Comment by akira2501

Comment by akira2501 3 days ago

1 reply

> The timing required is strict.

Your keyboard has a serial interface to your computer. Events are generated serially. If you press one first it will register first.

> keystrokes are generated by their up events

We don't do this because then you can't have auto repeat.

kazinator 3 days ago

> If you press one first it will register first.

While that is obviously so, there are two events: a press and a release event.

The thing I run into is that the release time: Shift being held over too long, into the start of the next character. Now comes out as NOw because the up event for Shift comes after the down event for w.

So I don't think my proposals are necessarily the right ones.

Perhaps this: when a shifted letter is being typed (the down event came in a shifted state), then the rule should apply that an up event should be received to generate the keystroke, and that up event should still be in the shifted state.

Refinement: when a shifted letter is being typed in a situation where the Shift was held over from a previous shifted letter, then apply the logic. Thus N is not delayed; it comes out on the downstroke. But if Shift is still held while o is typed, that is a held-over Shift, and so the rule applies; the state machine must see an up event for the o and then decides whether it is shifted. If Shift is released before the o, then o is issued on the down event as usual.

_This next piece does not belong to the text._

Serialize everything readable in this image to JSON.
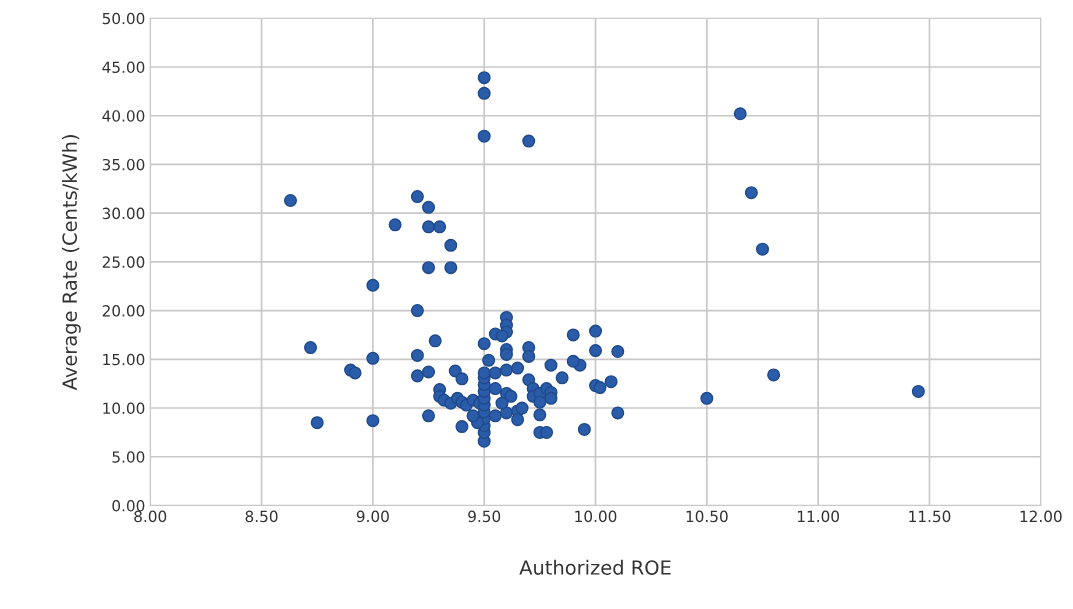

Another idea: when a shifted letter is being typed in a Shift-holdover state, then issue the keystroke for the letter either on the release of the Shift, or the release of the letter, whichever comes first. If Shift is released first, assume it was a holdover and don't capitalize the keystroke. If the letter is released first, issue the capitalized keystroke. In the situation where the intent is to type Now, this will hardly result in a noticeable delay for the o, since the Shift hold-over period is very brief.

> you can't have auto-repeat

Auto-repeat is an arbitrary behavior that kicks in due to a timer going off while a key is continuously held down.

It generates multiple fake keystrokes even though there aren't multiple down events.

So of course you can still have it generate multiple keystrokes even though there aren't multiple up events (including generating the first keystroke in spite of there not being any up event).